Traditionally, DAOs were funded by fees paid by pledging members. As the VC investing trend shows, DAOs are increasingly receiving big whacks of cash from investors. That means member-owned organizations are accessing capital at scale, beyond membership fees which faces the issue of economies of scale.

VCs and citizen members of the DAO now both have voting rights, unlike before where investment firms did not have to appease the customers of the companies they put capital into. DAOs receiving venture capital or institutional sized capital will now prioritize returns to the community members rather than only investors on the cap table. 

Opolis Deal Deepens Venture Capitalists’ Love Affair with DAOs PlatoBlockchain Data Intelligence. Vertical Search. Ai.

The most significant development is the difference between traditional startups and DAOs. Startups are created with the mission of eventually delivering investment returns — ideally at multiples of at least 10x — to their backers. DAOs, in contrast, are designed to provide a financial return to their members. In conventional startup fundraising, company founders allocate VCs a portion of the venture’s equity in successive rounds, typically leaving employees with far smaller stock option grants. Moreover, VCs often take board seats and help shape the startup’s strategic growth plan. Sometimes they enlist allies to take management jobs at the firm. 
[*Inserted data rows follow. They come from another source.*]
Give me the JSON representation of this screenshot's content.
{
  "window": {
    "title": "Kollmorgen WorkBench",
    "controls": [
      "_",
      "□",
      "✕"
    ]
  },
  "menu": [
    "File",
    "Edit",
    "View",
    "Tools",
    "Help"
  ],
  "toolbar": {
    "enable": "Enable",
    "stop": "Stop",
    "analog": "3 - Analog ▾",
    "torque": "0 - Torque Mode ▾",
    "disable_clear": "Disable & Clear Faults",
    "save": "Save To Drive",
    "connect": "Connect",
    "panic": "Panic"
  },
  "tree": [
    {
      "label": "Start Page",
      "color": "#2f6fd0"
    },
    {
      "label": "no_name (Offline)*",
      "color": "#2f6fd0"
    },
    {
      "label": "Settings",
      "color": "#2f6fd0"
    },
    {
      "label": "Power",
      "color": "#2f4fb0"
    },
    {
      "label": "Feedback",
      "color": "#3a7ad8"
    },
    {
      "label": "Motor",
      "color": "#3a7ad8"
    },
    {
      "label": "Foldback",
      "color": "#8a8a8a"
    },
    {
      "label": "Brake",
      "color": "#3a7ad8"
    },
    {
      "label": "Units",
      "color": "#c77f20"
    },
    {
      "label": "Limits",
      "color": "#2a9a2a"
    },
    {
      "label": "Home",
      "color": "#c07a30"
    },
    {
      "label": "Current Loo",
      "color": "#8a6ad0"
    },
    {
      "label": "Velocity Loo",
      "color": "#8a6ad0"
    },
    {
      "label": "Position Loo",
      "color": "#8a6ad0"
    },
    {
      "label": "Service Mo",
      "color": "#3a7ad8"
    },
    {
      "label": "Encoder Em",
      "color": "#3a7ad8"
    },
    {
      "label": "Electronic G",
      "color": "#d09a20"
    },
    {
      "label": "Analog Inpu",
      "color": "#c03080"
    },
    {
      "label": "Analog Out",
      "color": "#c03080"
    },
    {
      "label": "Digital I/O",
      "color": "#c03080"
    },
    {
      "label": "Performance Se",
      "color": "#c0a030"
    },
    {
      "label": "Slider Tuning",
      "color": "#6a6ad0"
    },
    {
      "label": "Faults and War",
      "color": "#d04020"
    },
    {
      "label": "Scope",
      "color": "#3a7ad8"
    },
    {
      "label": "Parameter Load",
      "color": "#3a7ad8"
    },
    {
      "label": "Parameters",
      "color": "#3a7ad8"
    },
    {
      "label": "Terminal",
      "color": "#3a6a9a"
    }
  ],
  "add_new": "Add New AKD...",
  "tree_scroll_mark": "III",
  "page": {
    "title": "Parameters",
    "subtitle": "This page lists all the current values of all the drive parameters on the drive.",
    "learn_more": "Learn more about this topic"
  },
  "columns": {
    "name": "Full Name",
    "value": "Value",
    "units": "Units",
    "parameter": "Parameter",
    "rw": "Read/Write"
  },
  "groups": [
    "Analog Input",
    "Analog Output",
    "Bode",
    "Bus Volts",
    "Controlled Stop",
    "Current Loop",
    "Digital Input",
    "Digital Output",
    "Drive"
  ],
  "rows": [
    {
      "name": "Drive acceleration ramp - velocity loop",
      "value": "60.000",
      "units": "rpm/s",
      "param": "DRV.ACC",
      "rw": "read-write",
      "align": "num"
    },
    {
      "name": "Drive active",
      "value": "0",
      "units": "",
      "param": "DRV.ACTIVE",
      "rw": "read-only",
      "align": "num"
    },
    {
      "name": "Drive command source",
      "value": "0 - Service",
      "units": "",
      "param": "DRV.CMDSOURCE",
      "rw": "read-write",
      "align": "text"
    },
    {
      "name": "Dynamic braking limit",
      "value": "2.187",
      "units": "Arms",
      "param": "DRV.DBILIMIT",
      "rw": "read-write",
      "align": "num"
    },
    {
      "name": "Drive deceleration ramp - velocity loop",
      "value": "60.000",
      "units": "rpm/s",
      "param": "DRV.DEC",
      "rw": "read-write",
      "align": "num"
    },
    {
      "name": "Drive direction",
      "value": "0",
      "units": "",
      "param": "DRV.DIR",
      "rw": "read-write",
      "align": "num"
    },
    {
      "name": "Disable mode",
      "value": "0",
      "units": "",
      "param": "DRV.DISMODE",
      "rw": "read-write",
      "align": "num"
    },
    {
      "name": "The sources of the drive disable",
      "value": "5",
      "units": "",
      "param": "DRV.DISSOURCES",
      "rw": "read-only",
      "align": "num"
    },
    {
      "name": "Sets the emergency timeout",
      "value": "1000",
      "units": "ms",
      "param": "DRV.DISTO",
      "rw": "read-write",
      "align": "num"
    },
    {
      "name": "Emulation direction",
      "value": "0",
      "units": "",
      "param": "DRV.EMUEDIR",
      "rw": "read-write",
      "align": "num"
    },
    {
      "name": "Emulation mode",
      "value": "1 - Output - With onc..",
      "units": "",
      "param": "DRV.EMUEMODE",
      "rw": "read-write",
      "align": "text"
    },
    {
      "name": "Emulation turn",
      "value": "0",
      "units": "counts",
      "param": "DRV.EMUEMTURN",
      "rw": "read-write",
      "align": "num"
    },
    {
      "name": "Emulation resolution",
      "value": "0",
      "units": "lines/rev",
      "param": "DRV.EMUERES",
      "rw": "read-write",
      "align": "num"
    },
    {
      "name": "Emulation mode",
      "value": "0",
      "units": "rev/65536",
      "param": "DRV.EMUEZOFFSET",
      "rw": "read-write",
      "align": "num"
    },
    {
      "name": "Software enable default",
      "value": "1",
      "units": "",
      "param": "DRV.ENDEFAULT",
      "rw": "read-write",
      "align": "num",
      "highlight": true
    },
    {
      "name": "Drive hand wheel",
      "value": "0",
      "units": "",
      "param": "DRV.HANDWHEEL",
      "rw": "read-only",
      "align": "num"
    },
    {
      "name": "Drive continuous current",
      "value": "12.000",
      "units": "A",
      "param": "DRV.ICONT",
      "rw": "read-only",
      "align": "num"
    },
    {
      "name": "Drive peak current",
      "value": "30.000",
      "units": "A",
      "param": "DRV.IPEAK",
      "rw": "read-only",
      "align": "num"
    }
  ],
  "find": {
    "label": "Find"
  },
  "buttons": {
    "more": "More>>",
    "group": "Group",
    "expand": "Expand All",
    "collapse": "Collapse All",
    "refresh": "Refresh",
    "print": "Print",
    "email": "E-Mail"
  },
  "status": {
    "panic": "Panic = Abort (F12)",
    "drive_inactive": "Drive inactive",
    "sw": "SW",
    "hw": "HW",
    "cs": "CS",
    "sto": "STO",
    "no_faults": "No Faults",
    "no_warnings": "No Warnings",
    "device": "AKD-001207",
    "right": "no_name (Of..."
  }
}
A notable difference between fundraising as a startup versus a DAO is how investors enter the picture. Startups traditionally raise with a cap table that allocates equity to  investors. The company then raises traditional funding in the form of a series raise as a convertible note or SAFE (Simple Agreement for Future Equity).

Equitable Distribution

In contrast, when investors put capital into a DAO they typically buy a seat at the table as shareholders paying members of the organization. When a fund invests in a DAO, they put up capital as a pledge of their membership, and members can vote on how that capital is spent. The DAO can then fundraise through a token sale, membership fees, or potentially traditional investments. The structure of DAOs enables an equitable distribution of wealth to community members. 

ConsenSys and Mechanism Capital have both been shifting their checkbooks and teams to DAOs. According to DeepDAO, there’s $745M in assets under management in DAOs and 190K members and token holders. As members of organizations find more agency in creating financial tools for themselves, venture capital is watching this signal, eager to participate alongside.